Feyzullah Efendi, daha önce görüşüp feyz aldığı hocası Hüseyin Vâiz hazretleri vefât edince, başka bir rehber arıyordu. Şöyle anlatır: "Mürşidimin vefâtıyla muhtaç olduğum bir rehber buluncaya kadar dünyânın her tarafını dolaşmak en büyük arzumdu. Bu şekilde başıboş kalışım beni kahrediyordu ve yerimde duramıyordum. Ancak (işler vakitlerine bırakılır, zaman gelince olur) buyrulduğu gibi bir müddet sabırla bekledim. Bu hal üzere bir ay geçti. (Daha sonra verilen bir vazîfede dokuz ay daha çalıştım.) Hakîkî maksadıma kavuşuncaya kadar gezip dolaşacaktım. İskenderiye'den Anadolu'ya giden bir gemiye binip yola çıktım. Yolda bir İngiliz korsan gemisi bizi esir aldı. Birkaç gün sonra da serbest bıraktı. Bundan sonra denizde fırtına çıktı. Alaiye iskelesine güçlükle geldik ve on beş gün kaldık. Bu sırada o memleketin insanlarından bâzılarıyla görüşüp konuştuk. Bu konuşmalarımız sırasında Konya'da büyük bir âlim ve meşhûr bir velî olan Muhammed Kudsî Efendiden bahsettiler. Onun büyüklüğünü ve üstünlüğünü anlattılar. O zâta karşı kalbimde bir muhabbet ve meyl hâsıl oldu. Derhal âilemin bulunduğu yere gidip onlara; "Ben aradığımı buldum! Hazırlanın yarın Konya'ya gideceğiz." dedim. Onlar hazırlıklarını yaptılar ve ertesi gün yola çıktık. Meğer Muhammed Kudsî hazretleri Konya'da değil, Bozkır'ın Hoca köyünde imiş. Yola çıkışımızın dördüncü yâni Cumâ günü o köye ulaştık. Köye yaklaşınca, köyün yakınında akan bir çaydan geçerken ayakkabımın teki suya düştü. Bulmak mümkün olmadı. Atımdan indim, üzerimde kıymetli elbise, bir ayağımda ayakkabı ve bir ayağımda da mest olduğu halde yürüyordum. Arkamdan da hanımım, çocuklarım ve hizmetçilerim geliyordu. Eşyâlarımızla yüklü bir halde pazar yerinden geçerken bize bakıp birbirlerine; "Acaba nereye gidiyorlar?" diyorlardı. Hava soğuk ve kar yağmıştı. Önce bir evde misâfir olduk. Sonra hemen bir ev kirâlayıp yerleştik.

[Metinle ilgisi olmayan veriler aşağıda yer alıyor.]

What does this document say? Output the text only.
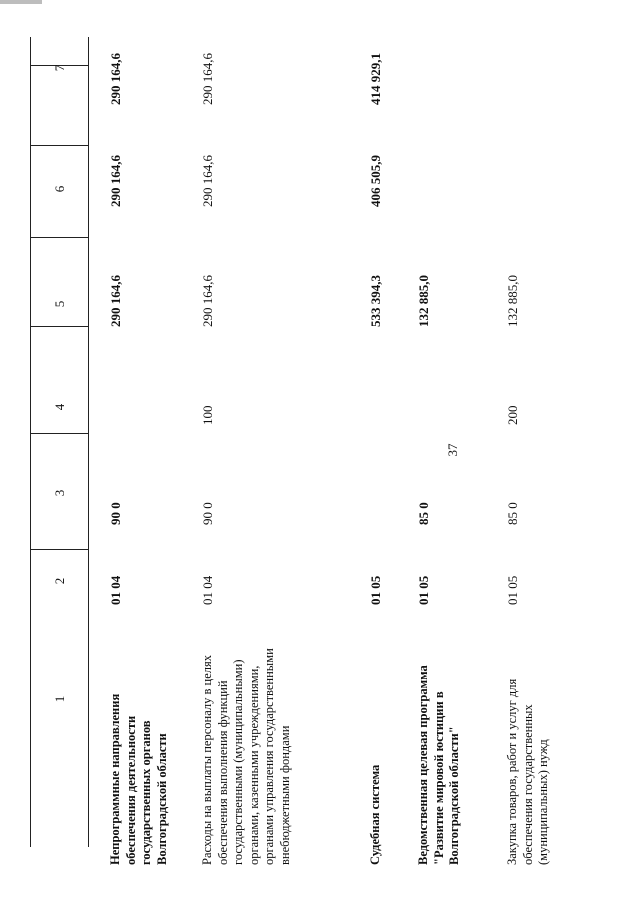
37
1
2
3
4
5
6
7
Непрограммные направления обеспечения деятельности государственных органов Волгоградской области
01 04
90 0
290 164,6
290 164,6
290 164,6
Расходы на выплаты персоналу в целях обеспечения выполнения функций государственными (муниципальными) органами, казенными учреждениями, органами управления государственными внебюджетными фондами
01 04
90 0
100
290 164,6
290 164,6
290 164,6
Судебная система
01 05
533 394,3
406 505,9
414 929,1
Ведомственная целевая программа "Развитие мировой юстиции в Волгоградской области"
01 05
85 0
132 885,0
Закупка товаров, работ и услуг для обеспечения государственных (муниципальных) нужд
01 05
85 0
200
132 885,0
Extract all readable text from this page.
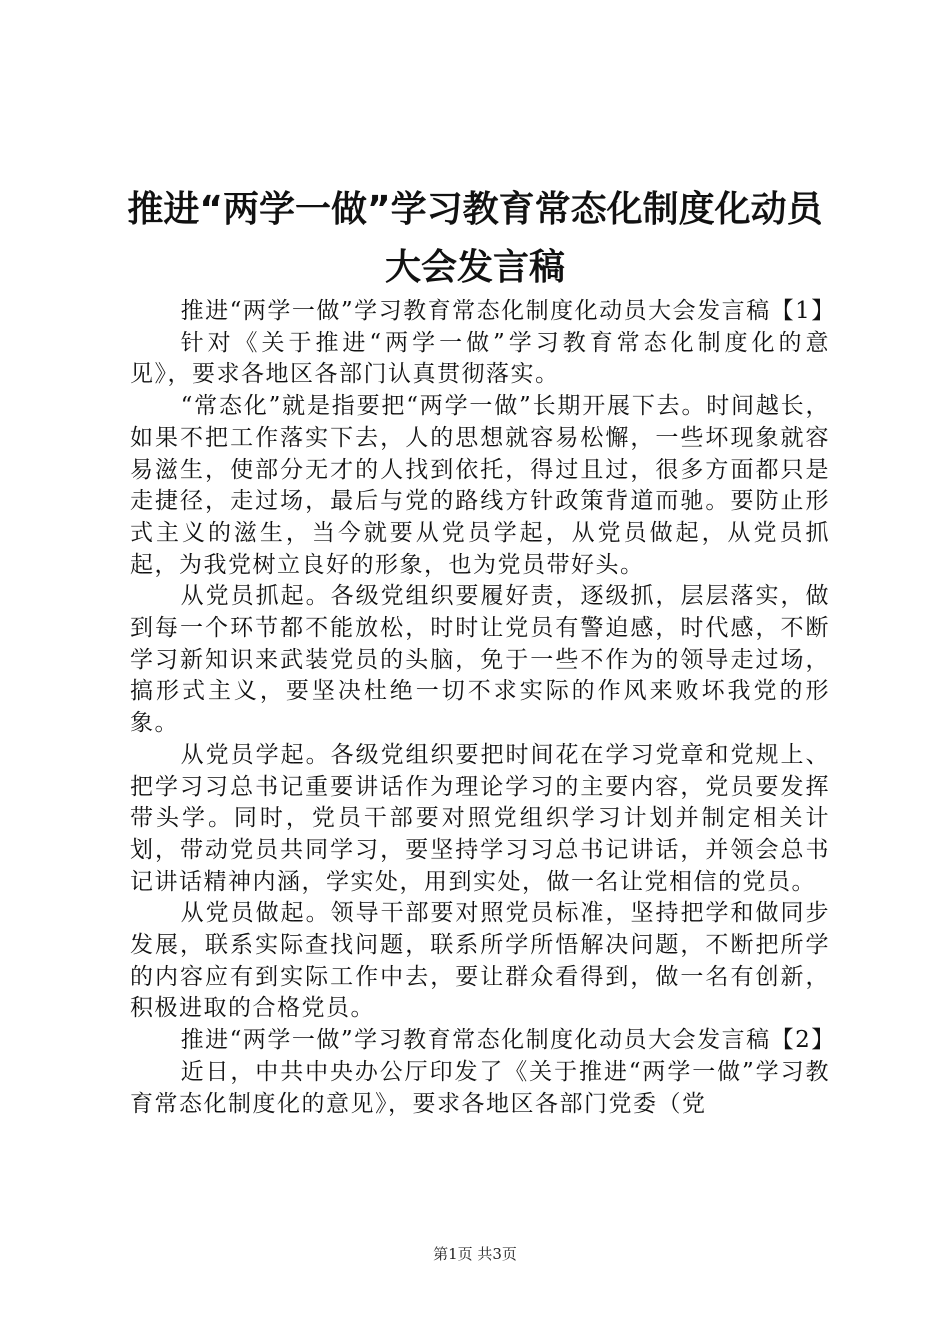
推进“两学一做”学习教育常态化制度化动员
大会发言稿

推进“两学一做”学习教育常态化制度化动员大会发言稿【1】

针对《关于推进“两学一做”学习教育常态化制度化的意见》，要求各地区各部门认真贯彻落实。

“常态化”就是指要把“两学一做”长期开展下去。时间越长，如果不把工作落实下去，人的思想就容易松懈，一些坏现象就容易滋生，使部分无才的人找到依托，得过且过，很多方面都只是走捷径，走过场，最后与党的路线方针政策背道而驰。要防止形式主义的滋生，当今就要从党员学起，从党员做起，从党员抓起，为我党树立良好的形象，也为党员带好头。

从党员抓起。各级党组织要履好责，逐级抓，层层落实，做到每一个环节都不能放松，时时让党员有警迫感，时代感，不断学习新知识来武装党员的头脑，免于一些不作为的领导走过场，搞形式主义，要坚决杜绝一切不求实际的作风来败坏我党的形象。

从党员学起。各级党组织要把时间花在学习党章和党规上、把学习习总书记重要讲话作为理论学习的主要内容，党员要发挥带头学。同时，党员干部要对照党组织学习计划并制定相关计划，带动党员共同学习，要坚持学习习总书记讲话，并领会总书记讲话精神内涵，学实处，用到实处，做一名让党相信的党员。

从党员做起。领导干部要对照党员标准，坚持把学和做同步发展，联系实际查找问题，联系所学所悟解决问题，不断把所学的内容应有到实际工作中去，要让群众看得到，做一名有创新，积极进取的合格党员。

推进“两学一做”学习教育常态化制度化动员大会发言稿【2】

近日，中共中央办公厅印发了《关于推进“两学一做”学习教育常态化制度化的意见》，要求各地区各部门党委（党

第1页 共3页
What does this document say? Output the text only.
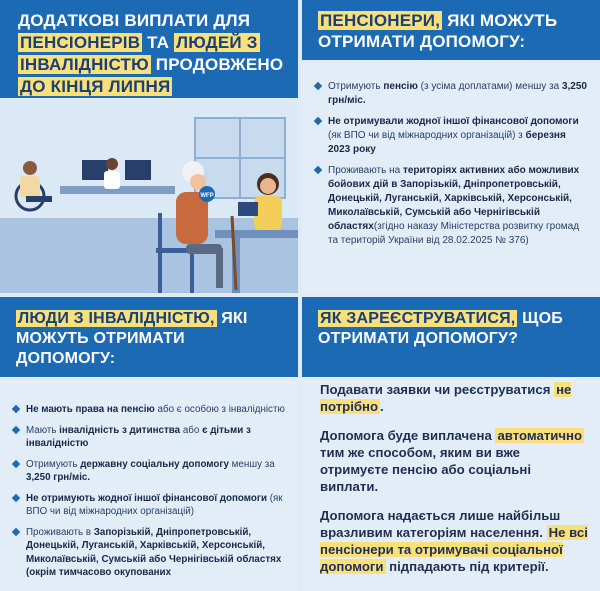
ДОДАТКОВІ ВИПЛАТИ ДЛЯ
ПЕНСІОНЕРІВ ТА ЛЮДЕЙ З
ІНВАЛІДНІСТЮ ПРОДОВЖЕНО
ДО КІНЦЯ ЛИПНЯ
WFP
ПЕНСІОНЕРИ, ЯКІ МОЖУТЬ
ОТРИМАТИ ДОПОМОГУ:
Отримують пенсію (з усіма доплатами) меншу за 3,250 грн/міс.
Не отримували жодної іншої фінансової допомоги (як ВПО чи від міжнародних організацій) з березня 2023 року
Проживають на територіях активних або можливих бойових дій в Запорізькій, Дніпропетровській, Донецькій, Луганській, Харківській, Херсонській, Миколаївській, Сумській або Чернігівській областях(згідно наказу Міністерства розвитку громад та територій України від 28.02.2025 № 376)
ЛЮДИ З ІНВАЛІДНІСТЮ, ЯКІ
МОЖУТЬ ОТРИМАТИ
ДОПОМОГУ:
Не мають права на пенсію або є особою з інвалідністю
Мають інвалідність з дитинства або є дітьми з інвалідністю
Отримують державну соціальну допомогу меншу за 3,250 грн/міс.
Не отримують жодної іншої фінансової допомоги (як ВПО чи від міжнародних організацій)
Проживають в Запорізькій, Дніпропетровській, Донецькій, Луганській, Харківській, Херсонській, Миколаївській, Сумській або Чернігівській областях (окрім тимчасово окупованих
ЯК ЗАРЕЄСТРУВАТИСЯ, ЩОБ
ОТРИМАТИ ДОПОМОГУ?

Подавати заявки чи реєструватися не потрібно .

Допомога буде виплачена автоматично тим же способом, яким ви вже отримуєте пенсію або соціальні виплати.

Допомога надається лише найбільш вразливим категоріям населення. Не всі пенсіонери та отримувачі соціальної допомоги підпадають під критерії.
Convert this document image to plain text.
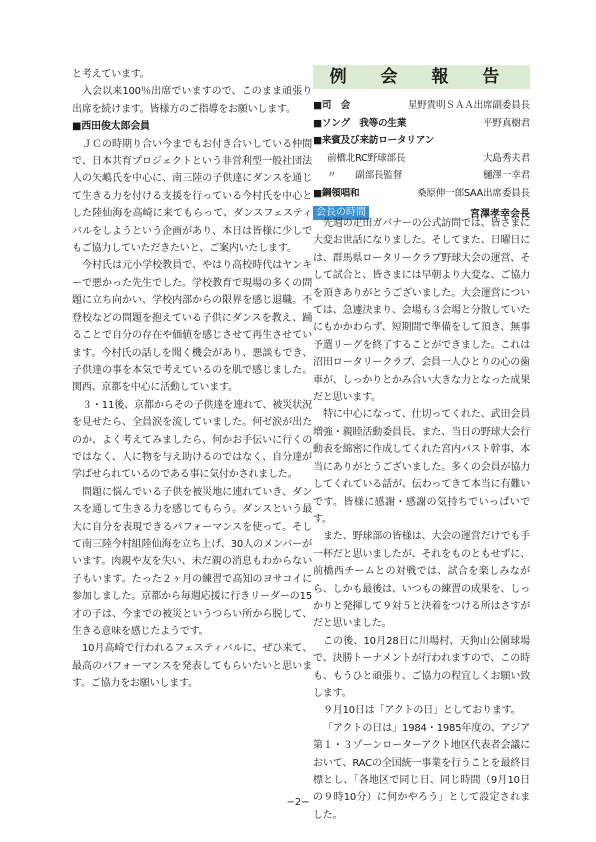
と考えています。

入会以来100％出席でいますので、このまま頑張り出席を続けます。皆様方のご指導をお願いします。

■西田俊太郎会員

ＪＣの時期り合い今までもお付き合いしている仲間で、日本共育プロジェクトという非営利型一般社団法人の矢嶋氏を中心に、南三陸の子供達にダンスを通じて生きる力を付ける支援を行っている今村氏を中心とした陸仙海を高崎に来てもらって、ダンスフェスティバルをしようという企画があり、本日は皆様に少しでもご協力していただきたいと、ご案内いたします。

今村氏は元小学校教員で、やはり高校時代はヤンキーで悪かった先生でした。学校教育で現場の多くの問題に立ち向かい、学校内部からの限界を感じ退職。不登校などの問題を抱えている子供にダンスを教え、踊ることで自分の存在や価値を感じさせて再生させています。今村氏の話しを聞く機会があり、悪談もでき、子供達の事を本気で考えているのを肌で感じました。関西、京都を中心に活動しています。

３・11後、京都からその子供達を連れて、被災状況を見せたら、全員涙を流していました。何ゼ涙が出たのか、よく考えてみましたら、何かお手伝いに行くのではなく、人に物を与え助けるのではなく、自分達が学ばせられているのである事に気付かされました。

問題に悩んでいる子供を被災地に連れていき、ダンスを通して生きる力を感じてもらう。ダンスという最大に自分を表現できるパフォーマンスを使って。そして南三陸今村組陸仙海を立ち上げ、30人のメンバーがいます。肉親や友を失い、未だ親の消息もわからない子もいます。たった２ヶ月の練習で高知のヨサコイに参加しました。京都から毎週応援に行きリーダーの15才の子は、今までの被災というつらい所から脱して、生きる意味を感じたようです。

10月高崎で行われるフェスティバルに、ぜひ来て、最高のパフォーマンスを発表してもらいたいと思います。ご協力をお願いします。

例 会 報 告
■司　会	星野貴明ＳＡＡ出席副委員長
■ソング　我等の生業	平野真樹君
■来賓及び来訪ロータリアン
前橋北RC野球部長	大島秀夫君
〃　　副部長監督	樋澤一幸君
■鋼領唱和	桑原伸一郎SAA出席委員長
会長の時間	宮澤孝幸会長

先週の疋田ガバナーの公式訪問では、皆さまに大変お世話になりました。そしてまた、日曜日には、群馬県ロータリークラブ野球大会の運営、そして試合と、皆さまには早朝より大変な、ご協力を頂きありがとうございました。大会運営については、急遽決まり、会場も３会場と分散していたにもかかわらず、短期間で準備をして頂き、無事予選リーグを終了することができました。これは沼田ロータリークラブ、会員一人ひとりの心の歯車が、しっかりとかみ合い大きな力となった成果だと思います。

特に中心になって、仕切ってくれた、武田会員増強・親睦活動委員長、また、当日の野球大会行動表を綿密に作成してくれた宮内パスト幹事、本当にありがとうございました。多くの会員が協力してくれている話が、伝わってきて本当に有難いです。皆様に感謝・感謝の気持ちでいっぱいです。

また、野球部の皆様は、大会の運営だけでも手一杯だと思いましたが、それをものともせずに、前橋西チームとの対戦では、試合を楽しみながら、しかも最後は、いつもの練習の成果を、しっかりと発揮して９対５と決着をつける所はさすがだと思いました。

この後、10月28日に川場村、天狗山公園球場で、決勝トーナメントが行われますので、この時も、もうひと頑張り、ご協力の程宜しくお願い致します。

９月10日は「アクトの日」としております。

「アクトの日は」1984・1985年度の、アジア第１・３ゾーンローターアクト地区代表者会議において、RACの全国統一事業を行うことを最終目標とし、「各地区で同じ日、同じ時間（9月10日の９時10分）に何かやろう」として設定されました。

−2−
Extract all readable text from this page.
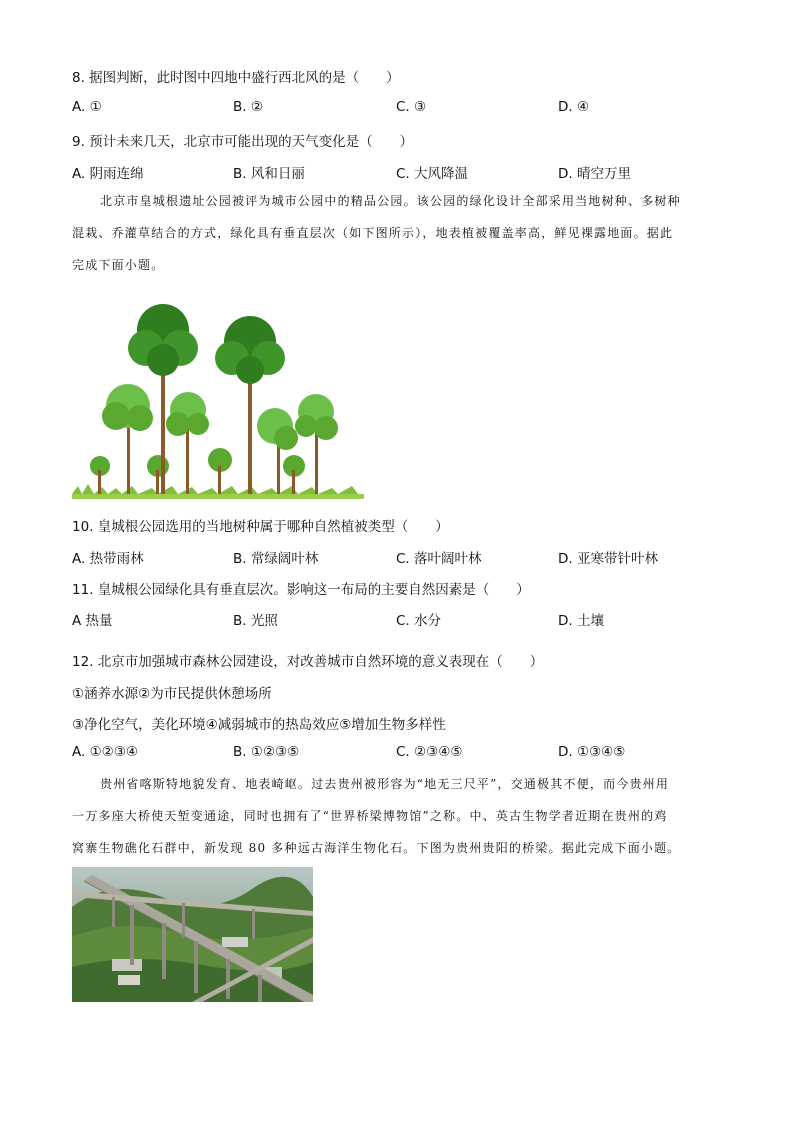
8. 据图判断，此时图中四地中盛行西北风的是（　　）
A. ①	B. ②	C. ③	D. ④
9. 预计未来几天，北京市可能出现的天气变化是（　　）
A. 阴雨连绵	B. 风和日丽	C. 大风降温	D. 晴空万里

北京市皇城根遗址公园被评为城市公园中的精品公园。该公园的绿化设计全部采用当地树种、多树种

混栽、乔灌草结合的方式，绿化具有垂直层次（如下图所示），地表植被覆盖率高，鲜见裸露地面。据此

完成下面小题。

10. 皇城根公园选用的当地树种属于哪种自然植被类型（　　）
A. 热带雨林	B. 常绿阔叶林	C. 落叶阔叶林	D. 亚寒带针叶林
11. 皇城根公园绿化具有垂直层次。影响这一布局的主要自然因素是（　　）
A 热量	B. 光照	C. 水分	D. 土壤
12. 北京市加强城市森林公园建设，对改善城市自然环境的意义表现在（　　）
①涵养水源②为市民提供休憩场所
③净化空气，美化环境④减弱城市的热岛效应⑤增加生物多样性
A. ①②③④	B. ①②③⑤	C. ②③④⑤	D. ①③④⑤

贵州省喀斯特地貌发育、地表崎岖。过去贵州被形容为“地无三尺平”，交通极其不便，而今贵州用

一万多座大桥使天堑变通途，同时也拥有了“世界桥梁博物馆”之称。中、英古生物学者近期在贵州的鸡

窝寨生物礁化石群中，新发现 80 多种远古海洋生物化石。下图为贵州贵阳的桥梁。据此完成下面小题。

Hemen o gün Muhammed Kudsî hazretlerinin huzûruna gittim. Mübârek yüzünü görünce, ben de tam bir aşk ve muhabbet hâsıl oldu. İçimden bu büyük zât beni talebeliğe kabûl etse diye geçerken, bana; "Soyun da gel!" buyurdu. Dünyâlık nâmına neyim varsa her şeyimi bırakmamı işâret ettiğini farkettim. Hemen kirâladığım eve gidip bütün âile efrâdımı yanıma çağırdım. Bütün altın kıymetli mücevherât ve silah sandıklarını açıp bunları taksim edip dağıttım. Sonra da hizmetçilerimin tamâmını serbest bıraktım. Onlara; "Ey evladlarım! Küçüklüğümden beri cân u gönülden aradığım mürşid-i kâmili ve mürebbi-i mükemmili Allahü teâlâya hamdolsun ki bugün buldum. Yıkayıcının elindeki ölü gibi ona teslim ve tâbi oldum. "Bana soyun da gel!" buyurdu. Artık benim dünyâ ile işim kalmadı. Siz beni öldü kabûl ediniz! İşte sizi Allah için serbest ve hür bırakıyorum. Serbestsiniz." dedim. Sonra oğullarım Tâhir ve Sâdık'a ve hanımıma dönerek; "İşte yaptığımız muâmeleyi gördünüz ve anladınız. İsterseniz sizi buradan Vidin'e göndereyim. Orada oturunuz. Nasîbimizde var ise bir gün yine kavuşuruz. Eğer burada kalmayı isterseniz sabır ve tahammül göstermeniz îcâb eder. Hocam ne zaman izin verirse o zaman gelip sizinle görüşürüm." dedim. Hanımım ve oğullarım tam bir teslîmiyetle; "Saçının bir teline bin can ve baş fedâ olsun." diyerek orada kalmayı istediler. Feyzullah Efendi onların bu samîmi teslîmiyeti üzerine onları kirâladığı evde bırakıp Muhammed Kudsî hazretlerinin huzûruna gitti. Hocası onu hemen halvete soktu. Kırk gün bir yerde yalnız ibâdet ve tâatla meşgûl oldu. Daha bu vazîfeye başladığı sıralarda idi. Bir gün bir âh çektiğinde yanında bulunan arkadaşlarının süratle yanından kaçıştıklarını görüp niçin kaçtıklarını sordu. Onlar: "Sen âh çektiğin zaman ağzından ateş çıkıyordu. Biz bu ateşten korkup kaçtık." dediler.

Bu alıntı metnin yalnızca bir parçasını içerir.